Crash Course in Data — Seeing is Believing: Exploring Data Distributions with Q-Q Plots

Published in

AI Skunks

10 min readMar 14, 2023

In statistics, a Q–Q plot (quantile-quantile plot) is a probability plot, a graphical method for comparing two probability distributions by plotting their quantiles against each other.
A point (x, y) on the plot corresponds to one of the quantiles of the second distribution (y-coordinate) plotted against the same quantile of the first distribution (x-coordinate).
This defines a parametric curve where the parameter is the index of the quantile interval.

The quantiles of the first data set are plotted against the quantiles of the second data set in a q-q graphic. A quantile is the percentage of points that fall below the specified number. In other words, the 0.3 (or 30%) quantile is the value at which 30% of the data are below it and 70% are above it.

Moreover, a 45-degree reference line is plotted. The points should roughly lie along this reference line if the two sets are drawn from a population with the same distribution. The further the two data sets deviate from this reference line, the more evidence there is that they came from populations with different distributions.

import numpy as np

#create dataset with 100 values that follow a normal distribution
np.random.seed(0)
data = np.random.normal(0,1, 1000)

#view first 10 values
data[:10]array([ 1.76405235,  0.40015721,  0.97873798,  2.2408932 ,  1.86755799,
       -0.97727788,  0.95008842, -0.15135721, -0.10321885,  0.4105985 ])import statsmodels.api as sm
import matplotlib.pyplot as plt

#create Q-Q plot with 45-degree line added to plot
fig = sm.qqplot(data, line='45')
plt.show()

The q-q plot is formed by:

Vertical axis: Estimated quantiles from data set 1
Horizontal axis: Estimated quantiles from data set 2

The units on both axes correspond to the corresponding data sets. The real quantile level is not plotted, in other words. The quantile level for a specific point on the q-q plot is known to be the same for both points, but its precise value is unknown.

The q-q plot is essentially a plot of sorted data set 1 against sorted data set 2 if the data sets are the same size. The quantiles are often chosen to match the sorted values from the smaller data set in cases when the data sets are not equal in size, and the quantiles for the bigger data set are then interpolated.

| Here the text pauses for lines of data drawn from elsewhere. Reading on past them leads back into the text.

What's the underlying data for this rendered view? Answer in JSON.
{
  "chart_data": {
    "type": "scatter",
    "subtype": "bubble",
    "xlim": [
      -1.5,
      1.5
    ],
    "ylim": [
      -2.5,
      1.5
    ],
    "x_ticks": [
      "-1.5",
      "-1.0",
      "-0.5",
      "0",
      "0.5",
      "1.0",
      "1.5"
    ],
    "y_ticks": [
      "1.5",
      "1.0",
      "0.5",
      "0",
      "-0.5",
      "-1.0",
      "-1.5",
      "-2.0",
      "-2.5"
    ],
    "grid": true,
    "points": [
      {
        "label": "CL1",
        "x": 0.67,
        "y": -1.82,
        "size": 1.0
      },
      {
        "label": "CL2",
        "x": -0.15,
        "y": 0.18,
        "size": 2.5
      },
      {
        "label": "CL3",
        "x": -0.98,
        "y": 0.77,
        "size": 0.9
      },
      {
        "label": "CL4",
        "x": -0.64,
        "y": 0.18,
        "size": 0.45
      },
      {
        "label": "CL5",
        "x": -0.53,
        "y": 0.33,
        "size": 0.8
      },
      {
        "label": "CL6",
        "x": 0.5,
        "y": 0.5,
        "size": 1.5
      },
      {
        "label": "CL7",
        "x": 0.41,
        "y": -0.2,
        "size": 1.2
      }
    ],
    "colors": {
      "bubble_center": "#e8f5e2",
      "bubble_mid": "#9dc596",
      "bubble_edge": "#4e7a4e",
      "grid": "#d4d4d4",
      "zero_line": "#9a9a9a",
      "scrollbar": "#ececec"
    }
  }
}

The following inquiries are addressed with the q-q plot:

Are there common distributions between the two data sets?
Do the scale and location of two data sets match up?
Do the distributional forms of two data sets compare?
Do the tails of two data sets compare?

Usage of Q-Q plot

Q-Q plots (Quantile-Quantile plots) are a type of graphical technique used to compare two probability distributions. The primary use cases of Q-Q plots are:

Testing for normality:

Q-Q plots are commonly used to test if a dataset follows a normal distribution. If the data points fall close to the straight line on the Q-Q plot, it indicates that the data follows a normal distribution. If the data points deviate from the straight line, it suggests that the data does not follow a normal distribution.

Comparing distributions:

Q-Q plots can be used to compare two distributions to see if they are similar or different. If the two distributions are similar, the Q-Q plot will show the data points falling close to the straight line. If the two distributions are different, the Q-Q plot will show the data points deviating from the straight line.

Identifying outliers:

Q-Q plots can be used to identify outliers in a dataset. Outliers are data points that are significantly different from the other data points in the dataset. These data points will appear as points that deviate from the straight line on the Q-Q plot.

Checking for linearity:

Q-Q plots can be used to check the linearity of a relationship between two variables. If the data points fall close to the straight line on the Q-Q plot, it suggests that the relationship between the two variables is linear.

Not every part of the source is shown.